According to the moderator, director Moore said that the movie was “not minimum Payne, not medium Payne, it’s Max Payne.” That’s about the stupidest thing anyone said all Comic Con weekend, and brought more semi-chuckles than excited whoops from the fans. Moore did say that his goal was to “not screw up” the story and built-in following of those who love the video game. He also said that the movie is designed to make you feel like you are in the game. Moore explained the slo-mo effects as a new process that records 1,000 frames per second and allows them to recreate the “bullet time” effect used in the video game. Kunis and Ludacris didn’t add too much other than praising Wahlberg and Moore (who praised them right back) and explaining their characters a little.

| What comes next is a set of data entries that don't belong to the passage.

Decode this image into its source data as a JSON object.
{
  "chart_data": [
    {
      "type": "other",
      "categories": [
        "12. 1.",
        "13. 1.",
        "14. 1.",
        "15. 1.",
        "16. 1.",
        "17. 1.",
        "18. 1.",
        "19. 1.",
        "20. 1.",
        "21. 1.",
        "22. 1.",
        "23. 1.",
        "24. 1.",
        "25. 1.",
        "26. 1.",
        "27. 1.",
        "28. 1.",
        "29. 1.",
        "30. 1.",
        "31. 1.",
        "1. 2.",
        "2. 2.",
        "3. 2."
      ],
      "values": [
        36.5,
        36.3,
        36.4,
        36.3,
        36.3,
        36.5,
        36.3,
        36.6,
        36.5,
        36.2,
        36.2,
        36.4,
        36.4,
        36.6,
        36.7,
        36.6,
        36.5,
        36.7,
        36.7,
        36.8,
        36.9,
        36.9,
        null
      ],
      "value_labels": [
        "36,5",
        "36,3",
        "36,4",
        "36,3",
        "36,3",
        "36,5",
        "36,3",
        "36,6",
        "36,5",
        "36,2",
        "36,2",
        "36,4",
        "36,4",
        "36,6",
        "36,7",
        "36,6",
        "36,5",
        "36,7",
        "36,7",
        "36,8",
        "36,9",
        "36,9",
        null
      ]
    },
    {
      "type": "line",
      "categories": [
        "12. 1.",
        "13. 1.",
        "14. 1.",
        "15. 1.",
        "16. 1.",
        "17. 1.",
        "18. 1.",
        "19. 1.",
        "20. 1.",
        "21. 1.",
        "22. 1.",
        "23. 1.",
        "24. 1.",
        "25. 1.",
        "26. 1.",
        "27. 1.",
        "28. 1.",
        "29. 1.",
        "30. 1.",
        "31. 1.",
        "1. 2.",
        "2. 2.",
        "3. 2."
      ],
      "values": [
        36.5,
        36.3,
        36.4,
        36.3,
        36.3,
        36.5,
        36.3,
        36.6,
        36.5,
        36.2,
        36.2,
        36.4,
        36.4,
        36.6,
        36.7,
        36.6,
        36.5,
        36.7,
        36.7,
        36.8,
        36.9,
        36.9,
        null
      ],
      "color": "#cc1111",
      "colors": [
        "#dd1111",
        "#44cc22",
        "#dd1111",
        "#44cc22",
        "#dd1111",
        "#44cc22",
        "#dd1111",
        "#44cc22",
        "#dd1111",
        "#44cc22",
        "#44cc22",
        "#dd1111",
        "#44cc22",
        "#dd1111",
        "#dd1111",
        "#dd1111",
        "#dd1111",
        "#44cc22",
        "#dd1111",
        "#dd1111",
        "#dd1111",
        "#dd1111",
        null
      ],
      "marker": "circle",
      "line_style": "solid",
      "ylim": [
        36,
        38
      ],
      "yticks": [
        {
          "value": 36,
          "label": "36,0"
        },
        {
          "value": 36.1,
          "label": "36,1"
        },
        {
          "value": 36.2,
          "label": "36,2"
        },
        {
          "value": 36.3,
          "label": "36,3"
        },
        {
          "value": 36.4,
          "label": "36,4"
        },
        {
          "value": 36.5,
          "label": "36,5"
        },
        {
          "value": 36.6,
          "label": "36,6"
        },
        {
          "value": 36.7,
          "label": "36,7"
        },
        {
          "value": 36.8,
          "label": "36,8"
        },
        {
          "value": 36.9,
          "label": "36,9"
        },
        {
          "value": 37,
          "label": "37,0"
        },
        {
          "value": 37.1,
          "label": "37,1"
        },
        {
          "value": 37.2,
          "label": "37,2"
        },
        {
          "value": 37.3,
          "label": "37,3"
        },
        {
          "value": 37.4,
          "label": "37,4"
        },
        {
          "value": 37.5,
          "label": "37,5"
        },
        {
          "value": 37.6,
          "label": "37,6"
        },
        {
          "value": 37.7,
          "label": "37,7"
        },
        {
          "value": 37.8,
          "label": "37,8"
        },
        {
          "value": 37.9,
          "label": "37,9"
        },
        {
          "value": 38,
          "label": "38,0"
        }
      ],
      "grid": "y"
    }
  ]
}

The Max Payne panel also included two clips from the movie and a special trailer. The clips showed the movies very stark motif and obvious emphasis on shootouts and explosions with an arty flair. The first clip follows Payne into an apartment building where he has a fight with an assailant. The action is good, but certainly not remarkable. The second clip is more of the same with Payne in a subway bathroom, taking on three thugs. Again, it does have a nice look and certainly the movie is all about the action, but it doesn’t really stand out in any way. The trailer had an extended section where Payne shoots it out in an office building with a SWAT team. Although the team shoots hundreds of bullets at him shattering every window in sight, he’s untouched. There’s a little Die Hard in that scene and it will satisfy the action junkies out there, but based on what they showed at Comic Con, it looks like a pretty basic shoot-em-up movie.